Hill was less effective in man coverage last season, allowing 12 receptions on 19 targets for 160 yards, two touchdowns, and no interceptions, but if your team is in need of a dynamic zone-heavy cornerback who can win inside and outside and make something of it after the catch, Hill is one to watch.

9. CB Michael Davis

(Steve Mitchell-USA TODAY Sports)

Davis first hit my radar last June, when I did a deep dive on the NFL’s best zone cornerbacks. The undrafted free agent from BYU who joined the Chargers in 2017 came in 11th on that list after allowing 19 receptions on 34 targets for 254 yards, no touchdowns, two interceptions, and a Positive Play Rate of 50% when playing zone coverage. In 2020, Davis allowed 37 catches on 57 targets for 475 yards, two touchdowns, two interceptions, and a Positive Play Rate of 54.4%. More opportunities to make plays, and a couple mistakes, but overall, Davis displays fine form in all kinds of coverage. In man coverage last season, Davis allowed 16 catches on 33 targets for 175 yards, one touchdown, one interception, and a Positive Play Rate of 39.4%. He can also work through a route all the way, as he showed in this interception of a Josh Allen pass to Stefon Diggs in Week 12. The recovery speed against a receiver of Diggs’ ability to shake coverage in the open field is especially notable.
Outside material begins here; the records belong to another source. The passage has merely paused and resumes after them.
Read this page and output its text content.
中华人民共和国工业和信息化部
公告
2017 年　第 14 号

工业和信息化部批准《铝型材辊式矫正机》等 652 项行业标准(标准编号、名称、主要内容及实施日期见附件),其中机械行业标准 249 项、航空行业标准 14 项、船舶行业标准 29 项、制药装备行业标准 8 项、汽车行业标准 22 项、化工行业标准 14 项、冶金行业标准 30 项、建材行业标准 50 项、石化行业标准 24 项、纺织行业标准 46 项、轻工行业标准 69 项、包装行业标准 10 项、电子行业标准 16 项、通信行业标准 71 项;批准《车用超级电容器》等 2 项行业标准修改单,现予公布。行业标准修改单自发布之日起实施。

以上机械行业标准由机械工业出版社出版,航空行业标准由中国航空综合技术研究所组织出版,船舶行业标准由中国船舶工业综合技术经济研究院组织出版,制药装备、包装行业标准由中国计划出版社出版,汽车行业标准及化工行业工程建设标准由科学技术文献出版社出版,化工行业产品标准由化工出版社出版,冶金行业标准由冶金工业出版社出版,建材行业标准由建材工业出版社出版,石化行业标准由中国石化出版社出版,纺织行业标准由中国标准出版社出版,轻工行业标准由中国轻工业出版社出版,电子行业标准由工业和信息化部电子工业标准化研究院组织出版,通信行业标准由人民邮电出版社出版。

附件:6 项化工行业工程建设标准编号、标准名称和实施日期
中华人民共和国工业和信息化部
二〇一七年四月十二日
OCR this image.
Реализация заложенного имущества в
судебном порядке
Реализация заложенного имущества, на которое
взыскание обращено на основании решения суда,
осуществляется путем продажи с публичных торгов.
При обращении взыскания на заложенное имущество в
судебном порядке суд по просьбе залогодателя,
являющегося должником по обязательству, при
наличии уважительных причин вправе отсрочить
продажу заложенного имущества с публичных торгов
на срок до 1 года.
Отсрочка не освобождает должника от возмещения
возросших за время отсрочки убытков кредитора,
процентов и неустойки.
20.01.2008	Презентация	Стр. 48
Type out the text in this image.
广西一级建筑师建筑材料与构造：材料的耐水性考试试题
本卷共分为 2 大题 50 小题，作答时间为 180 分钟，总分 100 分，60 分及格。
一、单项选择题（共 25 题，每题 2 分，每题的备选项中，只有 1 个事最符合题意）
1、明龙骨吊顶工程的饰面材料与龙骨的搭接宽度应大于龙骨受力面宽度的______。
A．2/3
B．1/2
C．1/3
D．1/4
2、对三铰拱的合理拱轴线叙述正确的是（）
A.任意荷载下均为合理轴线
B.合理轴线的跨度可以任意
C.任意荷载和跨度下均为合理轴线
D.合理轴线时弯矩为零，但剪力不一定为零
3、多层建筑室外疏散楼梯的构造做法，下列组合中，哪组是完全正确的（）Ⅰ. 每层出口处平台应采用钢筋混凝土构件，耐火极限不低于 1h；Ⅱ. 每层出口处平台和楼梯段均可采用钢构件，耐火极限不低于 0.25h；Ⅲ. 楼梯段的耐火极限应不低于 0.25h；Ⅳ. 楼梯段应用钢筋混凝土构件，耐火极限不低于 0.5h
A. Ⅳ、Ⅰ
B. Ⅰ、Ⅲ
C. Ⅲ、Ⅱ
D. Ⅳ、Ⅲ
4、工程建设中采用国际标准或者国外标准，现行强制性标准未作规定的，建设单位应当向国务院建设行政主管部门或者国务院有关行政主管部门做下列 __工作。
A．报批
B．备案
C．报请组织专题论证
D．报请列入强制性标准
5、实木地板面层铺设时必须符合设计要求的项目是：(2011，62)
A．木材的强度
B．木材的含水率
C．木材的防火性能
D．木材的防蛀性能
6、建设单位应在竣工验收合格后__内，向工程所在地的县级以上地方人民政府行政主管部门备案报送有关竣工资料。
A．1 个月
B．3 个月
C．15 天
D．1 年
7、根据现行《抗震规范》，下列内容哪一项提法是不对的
As I wrote last year, if you want a cornerback who can can do everything from taking speed receivers up the chute, to breaking up screens, to deflecting quick slants and drags over the middle, Davis could be your guy.

10. EDGE Carl Lawson

(Katie Stratman-USA TODAY Sports)

The Bengals’ defense has been a schematic disaster under defensive coordinator Lou Anaromo over the last two seasons, especially when it comes to coverage, but Lawson hasn’t let that affect his pass-rush abilities. Last season, in 16 games and 11 starts, Lawson put up 3.5 sacks, 24 quarterback hits, 34 quarterback hurries, 20 stops, and two forced fumbles. Lawson has all the tools you want in an edge-rusher. He can bend the edge and “dip-and-rip” to the pocket, he’s very good at converting speed to power when it’s time to bull-rush a tackle, and as he showed in this Week 15 sack of Ben Roethlisberger against Alejandro Villanueva, he’s got an inside counter that’s very tough to deal with.
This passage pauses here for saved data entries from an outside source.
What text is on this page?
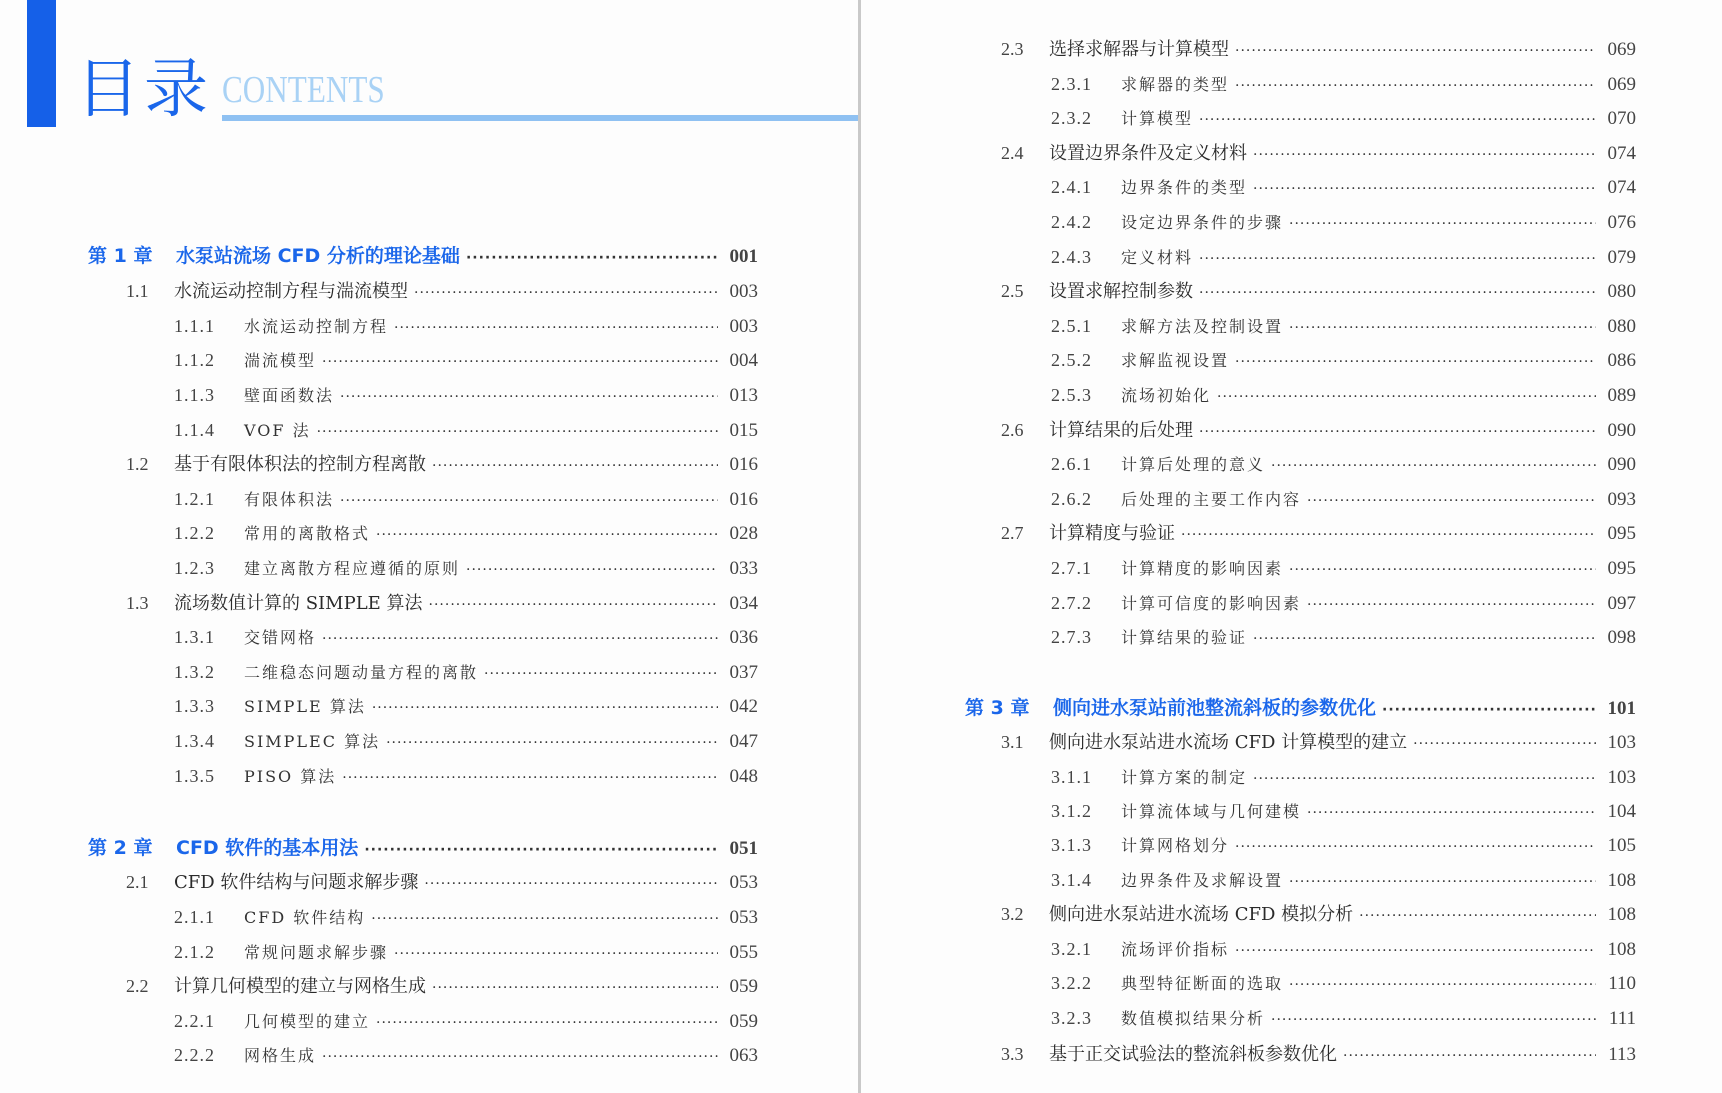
目录 CONTENTS
第 1 章	水泵站流场 CFD 分析的理论基础 ·····	001
1.1	水流运动控制方程与湍流模型 ·····	003
1.1.1	水流运动控制方程 ·····	003
1.1.2	湍流模型 ·····	004
1.1.3	壁面函数法 ·····	013
1.1.4	VOF 法 ·····	015
1.2	基于有限体积法的控制方程离散 ·····	016
1.2.1	有限体积法 ·····	016
1.2.2	常用的离散格式 ·····	028
1.2.3	建立离散方程应遵循的原则 ·····	033
1.3	流场数值计算的 SIMPLE 算法 ·····	034
1.3.1	交错网格 ·····	036
1.3.2	二维稳态问题动量方程的离散 ·····	037
1.3.3	SIMPLE 算法 ·····	042
1.3.4	SIMPLEC 算法 ·····	047
1.3.5	PISO 算法 ·····	048
第 2 章	CFD 软件的基本用法 ·····	051
2.1	CFD 软件结构与问题求解步骤 ·····	053
2.1.1	CFD 软件结构 ·····	053
2.1.2	常规问题求解步骤 ·····	055
2.2	计算几何模型的建立与网格生成 ·····	059
2.2.1	几何模型的建立 ·····	059
2.2.2	网格生成 ·····	063
2.3	选择求解器与计算模型 ·····	069
2.3.1	求解器的类型 ·····	069
2.3.2	计算模型 ·····	070
2.4	设置边界条件及定义材料 ·····	074
2.4.1	边界条件的类型 ·····	074
2.4.2	设定边界条件的步骤 ·····	076
2.4.3	定义材料 ·····	079
2.5	设置求解控制参数 ·····	080
2.5.1	求解方法及控制设置 ·····	080
2.5.2	求解监视设置 ·····	086
2.5.3	流场初始化 ·····	089
2.6	计算结果的后处理 ·····	090
2.6.1	计算后处理的意义 ·····	090
2.6.2	后处理的主要工作内容 ·····	093
2.7	计算精度与验证 ·····	095
2.7.1	计算精度的影响因素 ·····	095
2.7.2	计算可信度的影响因素 ·····	097
2.7.3	计算结果的验证 ·····	098
第 3 章	侧向进水泵站前池整流斜板的参数优化 ·····	101
3.1	侧向进水泵站进水流场 CFD 计算模型的建立 ·····	103
3.1.1	计算方案的制定 ·····	103
3.1.2	计算流体域与几何建模 ·····	104
3.1.3	计算网格划分 ·····	105
3.1.4	边界条件及求解设置 ·····	108
3.2	侧向进水泵站进水流场 CFD 模拟分析 ·····	108
3.2.1	流场评价指标 ·····	108
3.2.2	典型特征断面的选取 ·····	110
3.2.3	数值模拟结果分析 ·····	111
3.3	基于正交试验法的整流斜板参数优化 ·····	113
Oh… and if you want an edge-rusher with ridiculous upper-body strength, here’s Lawson throwing Eagles left tackle Jason Peters aside with one hand to get to Carson Wentz.
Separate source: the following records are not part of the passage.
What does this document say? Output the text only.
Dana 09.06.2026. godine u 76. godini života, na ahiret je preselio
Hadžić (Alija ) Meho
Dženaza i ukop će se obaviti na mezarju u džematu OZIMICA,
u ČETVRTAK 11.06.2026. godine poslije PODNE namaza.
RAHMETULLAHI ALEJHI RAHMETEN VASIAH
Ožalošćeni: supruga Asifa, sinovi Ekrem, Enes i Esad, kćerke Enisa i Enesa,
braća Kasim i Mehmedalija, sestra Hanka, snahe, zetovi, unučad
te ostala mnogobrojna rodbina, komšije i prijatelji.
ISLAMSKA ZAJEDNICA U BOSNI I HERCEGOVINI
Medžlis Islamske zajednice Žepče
Given his skill set and his pressure numbers in a dysfunctional defense, don’t be surprised if Lawson is a double-digit sack artist in the right system next season.

11. EDGE Markus Golden

(AP Photo/Ashley Landis)

Last June, I named Golden as the Giants’ most underrated player, saying this about him:

This is a bit of a cheat, as Golden isn’t currently on the Giants’ roster — they placed a UFA tender on the veteran that gives him until July 22 to find another team, or he’ll be back with Big Blue. If that’s the case, Patrick Graham’s defense will certainly benefit, because Golden has been one of the NFL’s sneaky-good pass-rushers for a while now. Last season, he led the team with 64 total pressures on a defense that was otherwise bereft of true pass-rushing talent, and when he’s given starters’ snaps as he was last year and with the Cardinals in 2015 and 2016, he’s able to use everything from speed moves to a bull rush to beat blockers to the quarterback.

Golden did play seven games for the Giants in 2020 before the team traded him back to the Cardinals in October for a 2020 sixth-round pick. It turned out best for Golden, who was free in Vance Joseph’s blitz-heavy concepts to get after the quarterback with authority. Golden had 41 total pressures with Arizona in nine games and just 14 with Big Blue in seven. Not that Golden needs a blitz to get pressure, as he showed in this Week 17 rep against the Rams, where he just burned right tackle Rob Havenstein around the edge to come down with quarterback John Wolford. At 6-foot-3 and 260 pounds, he’s got a great combination of speed, power, and speed to power.

Golden has been a consistently underrated pressure machine for a while now, but whichever team signs him for 2021 and beyond will be rewarded with more quarterback disruption than you might think. He may be less of a priority for the Cardinals, who just signed J.J. Watt, but some lucky team is going to get a real bargain with this guy.